Wednesday, April 1, 2009

Let The Games Begin!


Every year, la Universidad de Havana holds a series of athletic competitions in the spring, known as los Juegos del Caribe. Events range from everything as common track and field to those like karate to ping-pong. Each team is made up of students from a particular area of study/faculty and the different faculties try their best to have at least a few people compete in each event.

The biology faculty, the same faculty that has been giving us free dance lessons, was nice enough to also let us compete in the Juegos as students of their faculty. Some of us competed in the 1500-meter run, another girl from my study abroad group ran the 400-meter and two of the guys from my group competed in ping-pong. When we were asked to write down a list of athletic capabilities, I wrote that I could run and swim. As a result, I was registered to compete in a duathlon of sorts: a 400-meter run, 50-meter swim, 400-meter run.

The morning of the race, I was excited, but also a little nervous. I hadn’t run a 400-meter race since 10th grade and even then I wasn’t very good. I also looked around and saw students from other faculties that had the indisputable build of skilled swimmers. What I didn’t anticipate being the problem was understanding the rules and regulations of the race. How mistaken I was.

The race was at a beach, Bacuranao, just outside the city of Havana. It took race officials about an hour to set up, but the course wasn’t very formal and/or structured. The race began with the 400-meter run in the parking lot, then taking off your shoes and jumping in the ocean to swim to a buoy and back, and finally repeating the same run in reverse. “That’s simple enough,” I remember thinking. I had also “sized up” the other girls in my heat and after realizing that two or three of them had muscular thighs that each were about the width of both of mine put together, I figured that they would be in front of me and I could just follow them. And then the whistle blew.

I set off running and about 200 meters out, I took a look around me: there was no one there! “Awesome!” I thought to myself. I really hadn’t anticipated being in first place and while these competitions are mostly for fun, I was excited. I made it to the beach, kicked off my shoes and jumped in. As I was swimming to the buoy, I heard race officials shouting at me and Spanish and then finally realized what had happened when I swam into the girl who had been behind me. “What are you doing?!” she yelled in Spanish.

If you can get a mental image, picture this: we had to swim 25 horizontally, parallel to the beach. What I had not fully understood is that we were originally supposed to swim on the side of the buoy that was closest to land and then swim back to get our shoes on the side of the buoy that was farther from land; I had done the opposite. As a result, I came out of the water in second place. Then another problem: my shoes.

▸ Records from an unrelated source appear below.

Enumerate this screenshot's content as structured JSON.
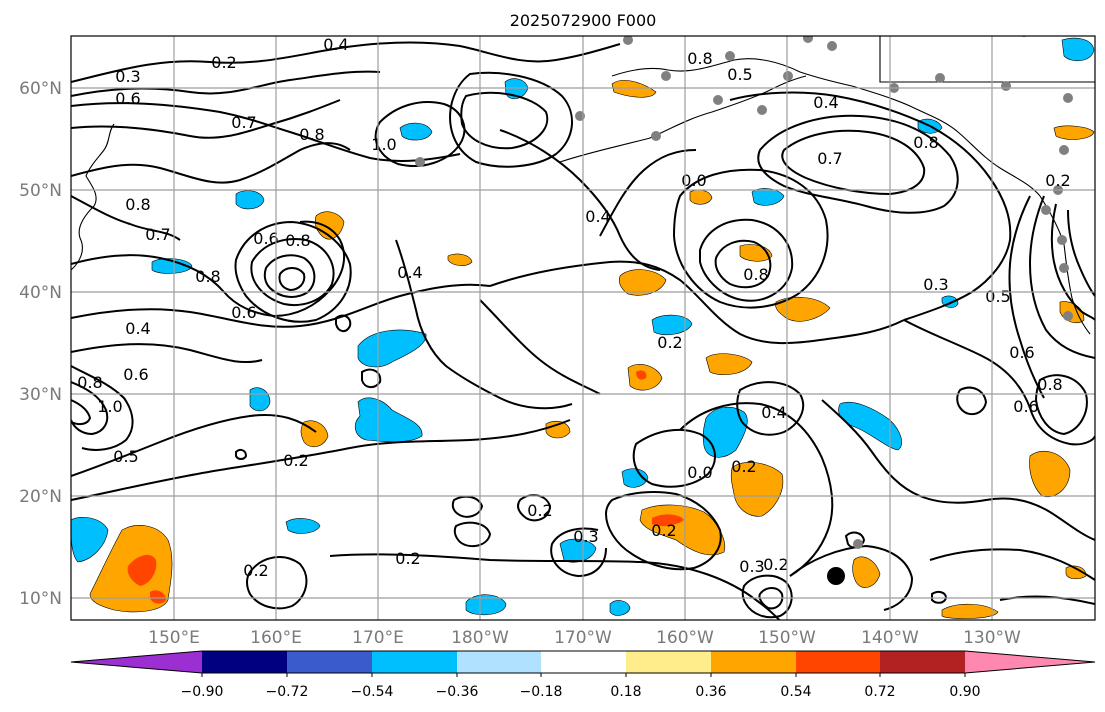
{
  "title": "2025072900 F000",
  "lat_labels": [
    "60°N",
    "50°N",
    "40°N",
    "30°N",
    "20°N",
    "10°N"
  ],
  "lon_labels": [
    "150°E",
    "160°E",
    "170°E",
    "180°W",
    "170°W",
    "160°W",
    "150°W",
    "140°W",
    "130°W"
  ],
  "colorbar": {
    "colors": [
      "#9b2fd1",
      "#000080",
      "#3a5bcc",
      "#00bfff",
      "#b0e2ff",
      "#ffffff",
      "#ffec8b",
      "#ffa500",
      "#ff4500",
      "#b22222",
      "#ff88b0"
    ],
    "tick_labels": [
      "−0.90",
      "−0.72",
      "−0.54",
      "−0.36",
      "−0.18",
      "0.18",
      "0.36",
      "0.54",
      "0.72",
      "0.90"
    ]
  },
  "contour_labels": [
    "0.4",
    "0.2",
    "0.3",
    "0.6",
    "0.7",
    "0.8",
    "1.0",
    "0.8",
    "0.5",
    "0.4",
    "0.7",
    "0.8",
    "0.2",
    "0.8",
    "0.7",
    "0.6",
    "0.8",
    "0.8",
    "0.6",
    "0.4",
    "0.4",
    "0.0",
    "0.8",
    "0.3",
    "0.5",
    "0.6",
    "0.8",
    "0.4",
    "0.6",
    "0.8",
    "1.0",
    "0.5",
    "0.2",
    "0.2",
    "0.2",
    "0.3",
    "0.2",
    "0.2",
    "0.3",
    "0.2",
    "0.4",
    "0.0",
    "0.2",
    "0.6",
    "0.2"
  ],
  "colors": {
    "grid": "#9e9e9e",
    "contour": "#000000",
    "station": "#808080",
    "marker": "#000000"
  }
}
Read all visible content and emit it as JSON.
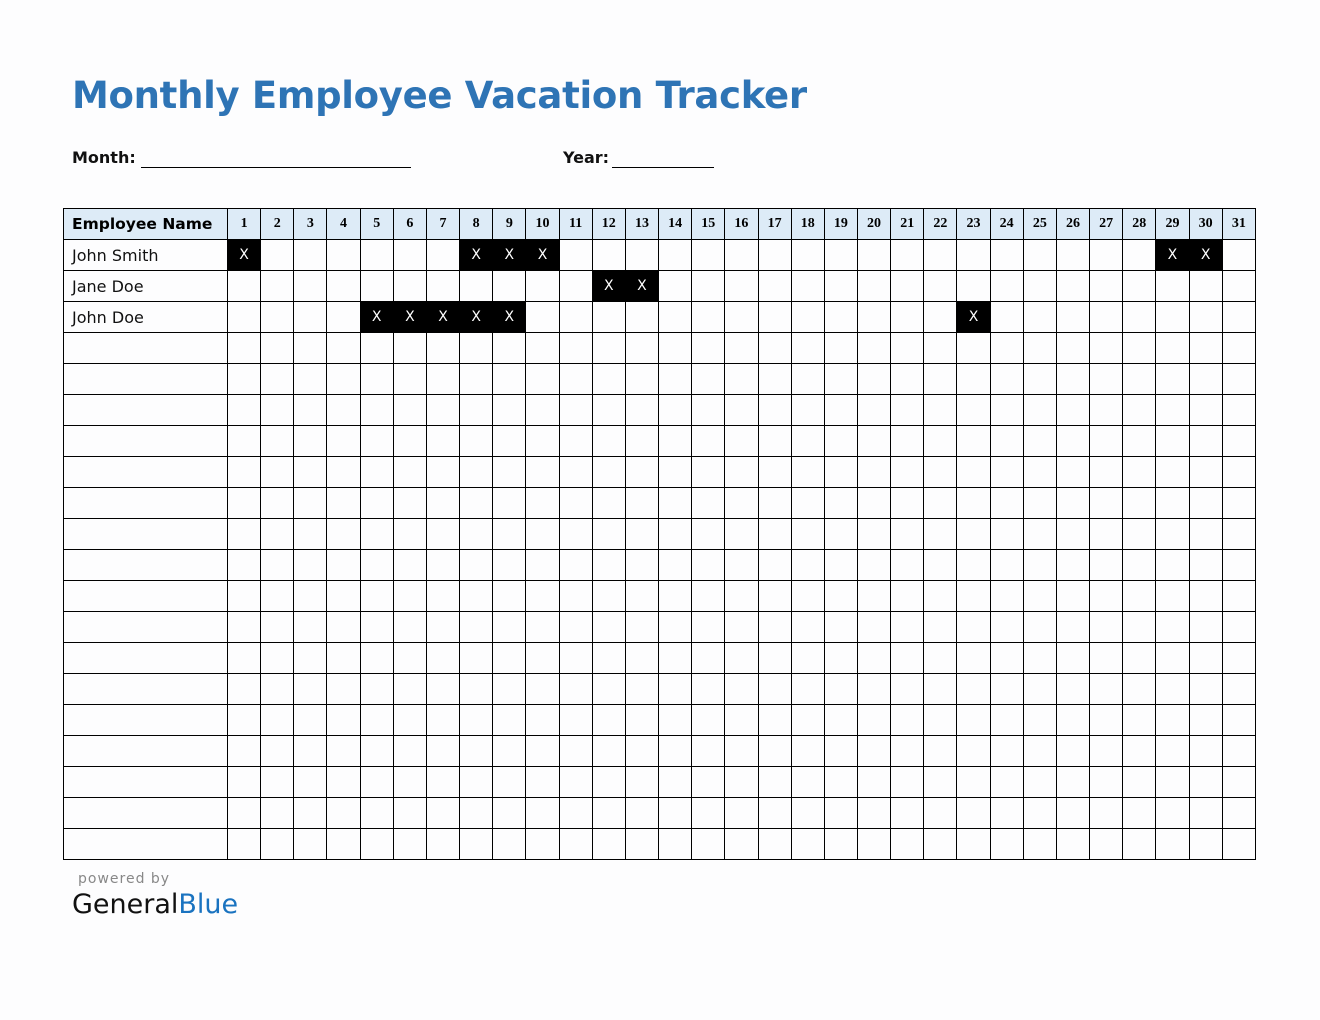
{
  "title": "Monthly Employee Vacation Tracker",
  "month_label": "Month:",
  "year_label": "Year:",
  "month_value": "",
  "year_value": "",
  "table": {
    "name_header": "Employee Name",
    "days": [
      "1",
      "2",
      "3",
      "4",
      "5",
      "6",
      "7",
      "8",
      "9",
      "10",
      "11",
      "12",
      "13",
      "14",
      "15",
      "16",
      "17",
      "18",
      "19",
      "20",
      "21",
      "22",
      "23",
      "24",
      "25",
      "26",
      "27",
      "28",
      "29",
      "30",
      "31"
    ],
    "mark": "X",
    "empty_rows": 17,
    "rows": [
      {
        "name": "John Smith",
        "off": [
          1,
          8,
          9,
          10,
          29,
          30
        ]
      },
      {
        "name": "Jane Doe",
        "off": [
          12,
          13
        ]
      },
      {
        "name": "John Doe",
        "off": [
          5,
          6,
          7,
          8,
          9,
          23
        ]
      }
    ]
  },
  "footer": {
    "powered_by": "powered by",
    "brand_general": "General",
    "brand_blue": "Blue"
  },
  "colors": {
    "title": "#2e74b5",
    "header_bg": "#ddebf7",
    "mark_bg": "#000000",
    "brand_blue": "#1a73c0"
  }
}
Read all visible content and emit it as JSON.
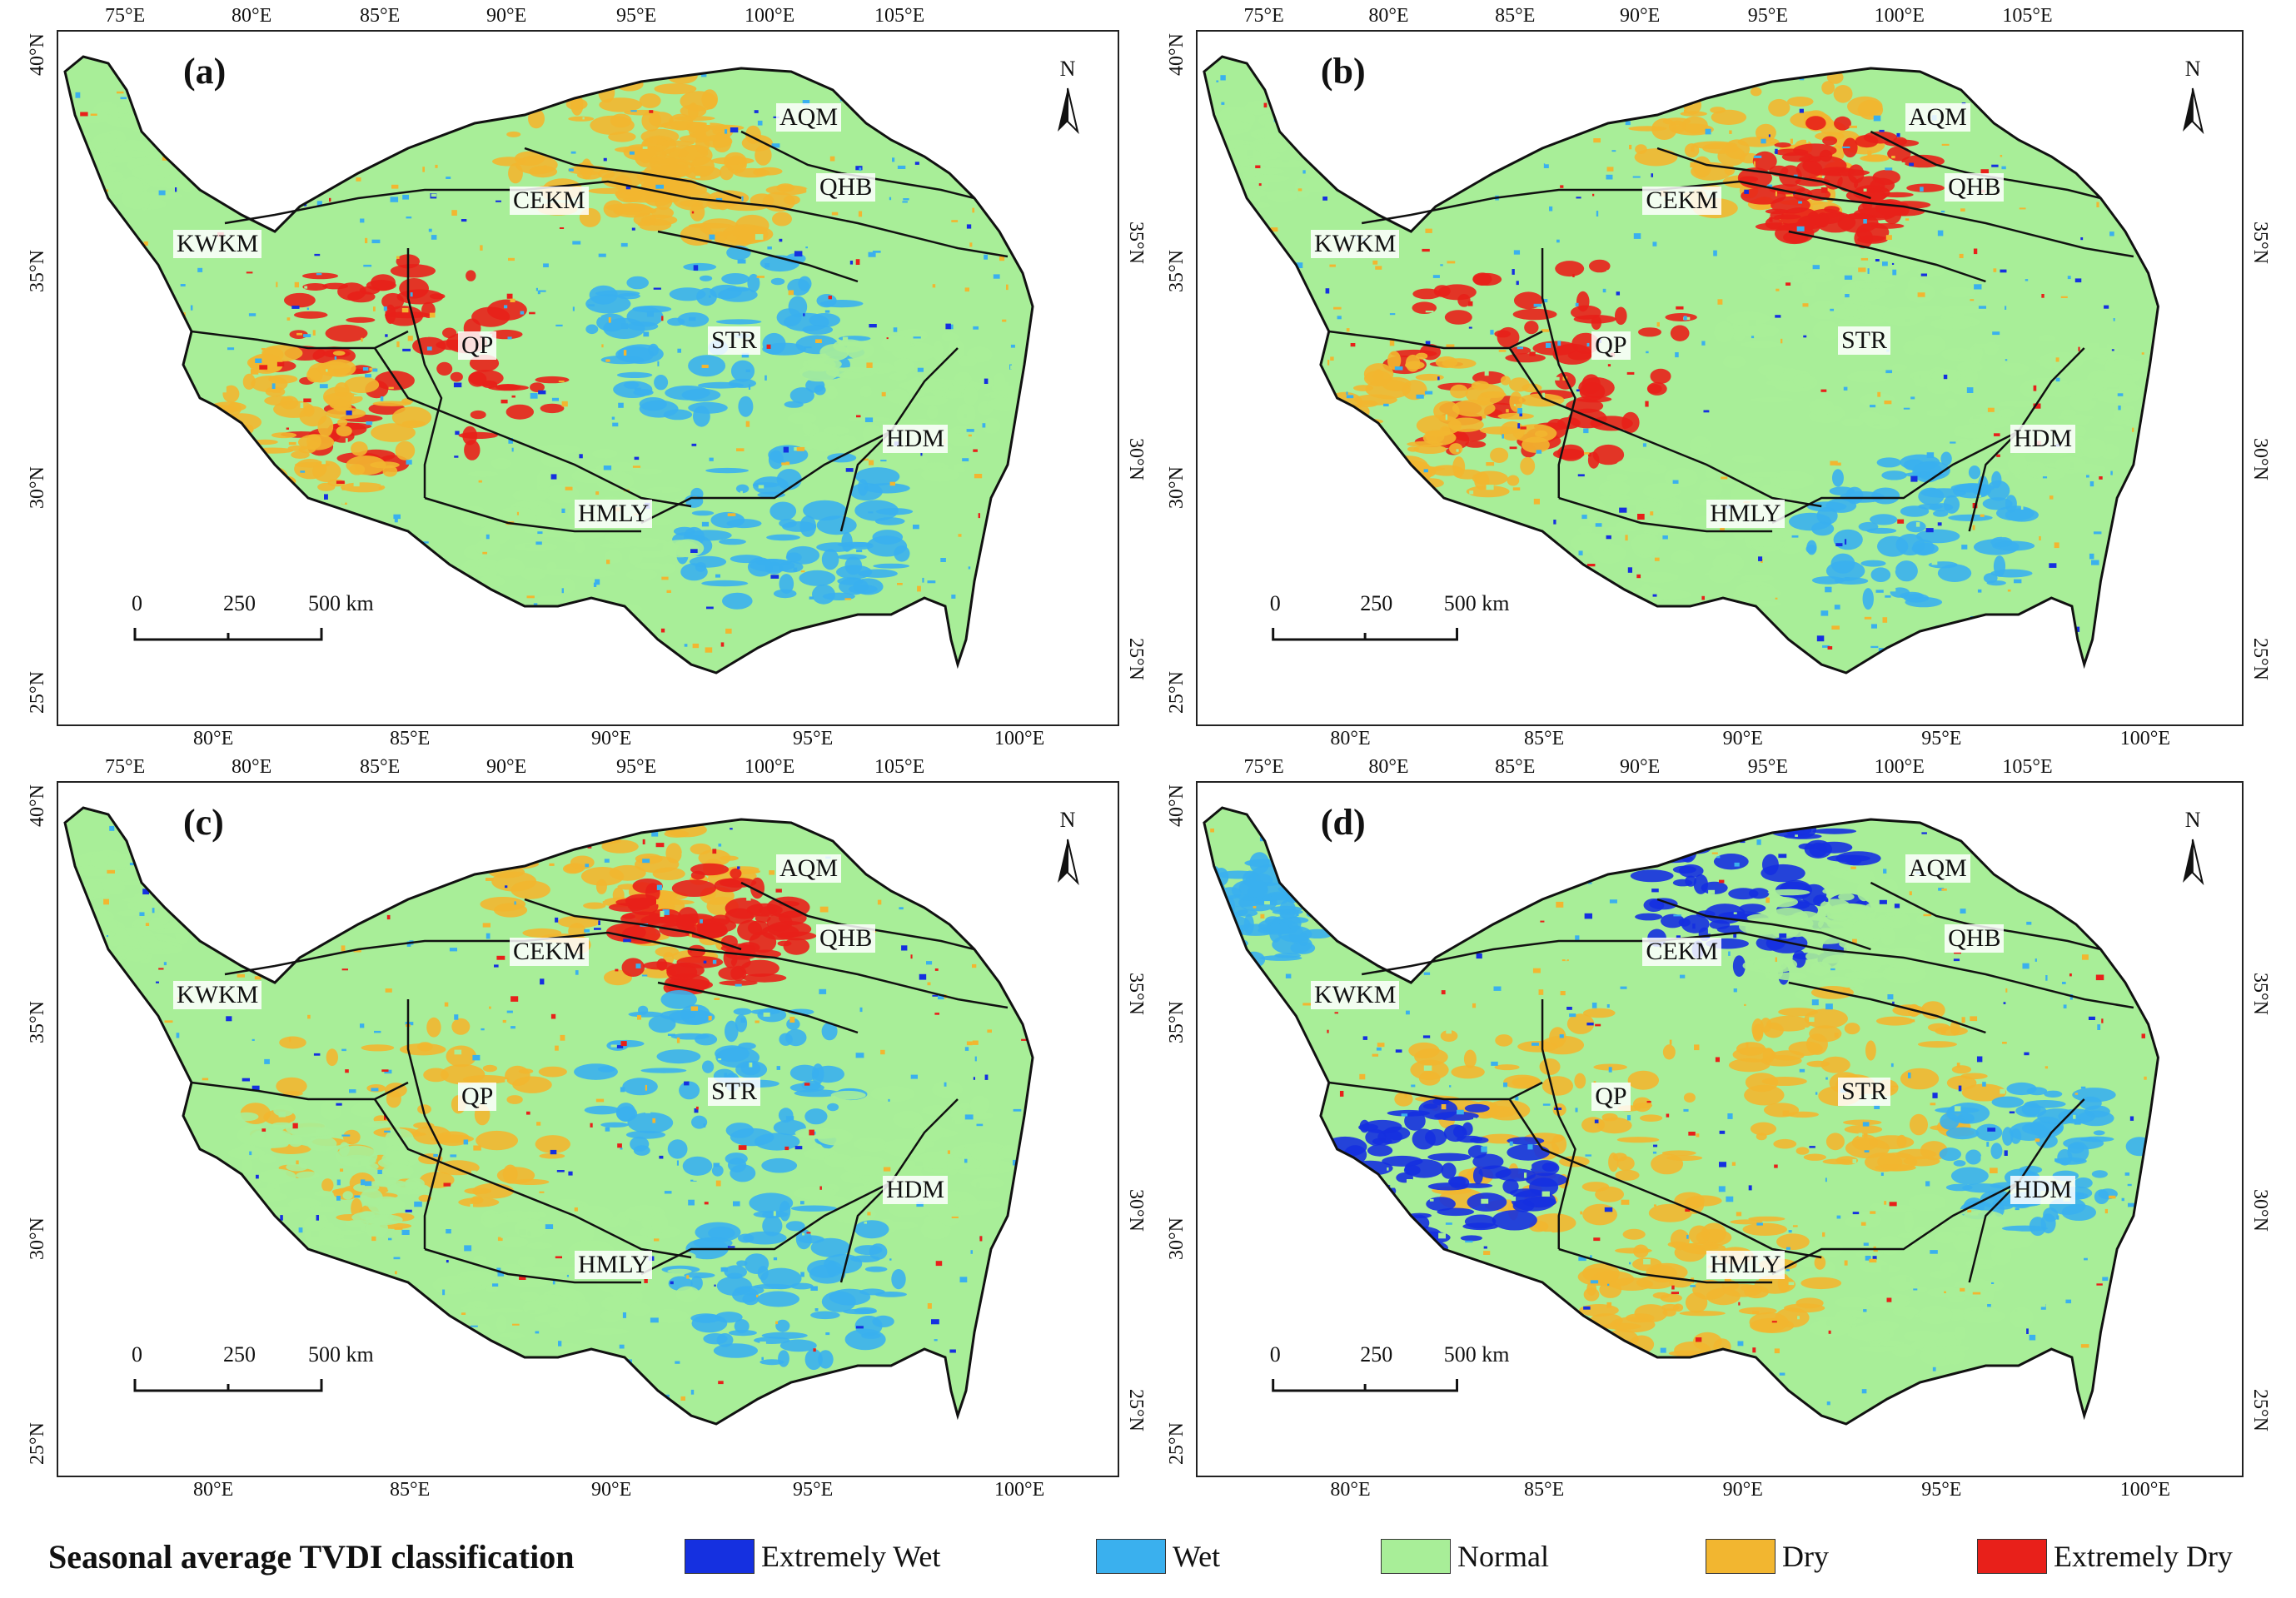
{
  "panels": [
    {
      "label": "(a)",
      "regions": {
        "aqm": "AQM",
        "qhb": "QHB",
        "cekm": "CEKM",
        "kwkm": "KWKM",
        "qp": "QP",
        "str": "STR",
        "hdm": "HDM",
        "hmly": "HMLY"
      }
    },
    {
      "label": "(b)",
      "regions": {
        "aqm": "AQM",
        "qhb": "QHB",
        "cekm": "CEKM",
        "kwkm": "KWKM",
        "qp": "QP",
        "str": "STR",
        "hdm": "HDM",
        "hmly": "HMLY"
      }
    },
    {
      "label": "(c)",
      "regions": {
        "aqm": "AQM",
        "qhb": "QHB",
        "cekm": "CEKM",
        "kwkm": "KWKM",
        "qp": "QP",
        "str": "STR",
        "hdm": "HDM",
        "hmly": "HMLY"
      }
    },
    {
      "label": "(d)",
      "regions": {
        "aqm": "AQM",
        "qhb": "QHB",
        "cekm": "CEKM",
        "kwkm": "KWKM",
        "qp": "QP",
        "str": "STR",
        "hdm": "HDM",
        "hmly": "HMLY"
      }
    }
  ],
  "top_ticks": [
    "75°E",
    "80°E",
    "85°E",
    "90°E",
    "95°E",
    "100°E",
    "105°E"
  ],
  "bottom_ticks": [
    "80°E",
    "85°E",
    "90°E",
    "95°E",
    "100°E"
  ],
  "left_ticks": [
    "40°N",
    "35°N",
    "30°N",
    "25°N"
  ],
  "right_ticks": [
    "35°N",
    "30°N",
    "25°N"
  ],
  "north_label": "N",
  "scale_labels": [
    "0",
    "250",
    "500 km"
  ],
  "legend": {
    "title": "Seasonal average TVDI classification",
    "items": [
      {
        "label": "Extremely Wet",
        "color": "#1530e0"
      },
      {
        "label": "Wet",
        "color": "#3ab0ee"
      },
      {
        "label": "Normal",
        "color": "#a8ee98"
      },
      {
        "label": "Dry",
        "color": "#f2b630"
      },
      {
        "label": "Extremely Dry",
        "color": "#e8201a"
      }
    ]
  }
}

I couldn’t manage to squeeze my sand-covered feet back into my shoes and then I just decided to leave my shoes and run barefoot on the asphalt. It was only a 400-meter run anyway. So I left my shoes in their designated basket and proceeded to start running. Again, race officials shouted at me. “Grab your shoes!” they said in Spanish. “Even if you’re not wearing them, you at least have to have them in your hands!” As I turned around and went back for my shoes, another girl passed me. I was now in third place.

Funny enough, all of this is now irrelevant because I ended up getting disqualified. Because of my misunderstanding in the water, I had not “followed the rules” and thus, my race results did not count towards the total points of the biology faculty. It’s funny now, but at the time I felt pretty dumb.

Haha. As if I didn’t stand out enough as the American, I had to go and swim the wrong way.